Arrington told Bloomberg the plan was to ask for $130 billion in domestic cuts next year and for a 1% spending cap for the next decade. Cause suffering, throttle growth—it’s the Republican way.
At the same time, House Republicans are acknowledging that their budget plan will be delayed. The White House is eager to see that, too. “President Biden has produced a detailed budget that reduces the deficit by $3 trillion over the next decade while continuing to invest in America, and House Republicans should do the same so everybody can truly see how the numbers add up,” White House deputy press secretary Andrew Bates said. Biden's plan taxes the rich and invests in things people need, so yeah, bring on the comparisons.
One thing Republicans aren’t talking about is how, thanks largely to the tax cuts they were so eager to hand to corporations and the wealthiest people, 25% of the national debt was accrued in just four years under Donald Trump.

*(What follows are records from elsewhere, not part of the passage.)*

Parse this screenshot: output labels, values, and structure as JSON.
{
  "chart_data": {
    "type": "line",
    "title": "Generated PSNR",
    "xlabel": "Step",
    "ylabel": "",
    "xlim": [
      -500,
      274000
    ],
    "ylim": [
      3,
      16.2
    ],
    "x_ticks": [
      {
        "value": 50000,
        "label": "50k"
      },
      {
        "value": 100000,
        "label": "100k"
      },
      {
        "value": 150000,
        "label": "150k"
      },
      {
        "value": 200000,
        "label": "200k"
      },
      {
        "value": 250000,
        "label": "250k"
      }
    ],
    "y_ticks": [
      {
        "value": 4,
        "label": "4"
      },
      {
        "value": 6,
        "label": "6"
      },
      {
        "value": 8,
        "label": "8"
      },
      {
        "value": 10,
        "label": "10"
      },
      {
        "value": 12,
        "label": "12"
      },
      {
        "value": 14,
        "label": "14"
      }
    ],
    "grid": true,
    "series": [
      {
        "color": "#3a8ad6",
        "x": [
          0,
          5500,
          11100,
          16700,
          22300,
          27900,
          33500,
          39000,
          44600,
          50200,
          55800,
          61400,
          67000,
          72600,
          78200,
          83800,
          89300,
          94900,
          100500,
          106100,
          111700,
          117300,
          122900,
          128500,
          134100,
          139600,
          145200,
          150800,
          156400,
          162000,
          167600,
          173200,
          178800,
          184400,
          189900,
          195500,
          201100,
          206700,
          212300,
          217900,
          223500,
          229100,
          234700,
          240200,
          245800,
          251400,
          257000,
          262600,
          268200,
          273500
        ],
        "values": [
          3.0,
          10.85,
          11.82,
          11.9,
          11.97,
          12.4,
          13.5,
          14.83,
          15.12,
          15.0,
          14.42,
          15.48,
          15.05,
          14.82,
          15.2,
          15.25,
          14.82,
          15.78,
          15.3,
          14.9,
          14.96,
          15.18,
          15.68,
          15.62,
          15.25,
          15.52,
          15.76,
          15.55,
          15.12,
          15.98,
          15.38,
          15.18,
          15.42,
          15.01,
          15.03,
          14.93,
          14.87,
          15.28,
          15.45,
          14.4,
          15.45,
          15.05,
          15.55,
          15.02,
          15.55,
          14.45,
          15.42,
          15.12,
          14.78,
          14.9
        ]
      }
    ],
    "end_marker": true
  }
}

Biden seems likely to mention that, along with the specifics of what Republicans want to cut now, as the debt ceiling fight heats up.
Estimates of the absolute deadline for increasing the debt limit range from early June to as late as September, but if it looks like House Republicans are going to hold it up past the point of no return, economic fallout is likely to start before the ceiling is actually breached.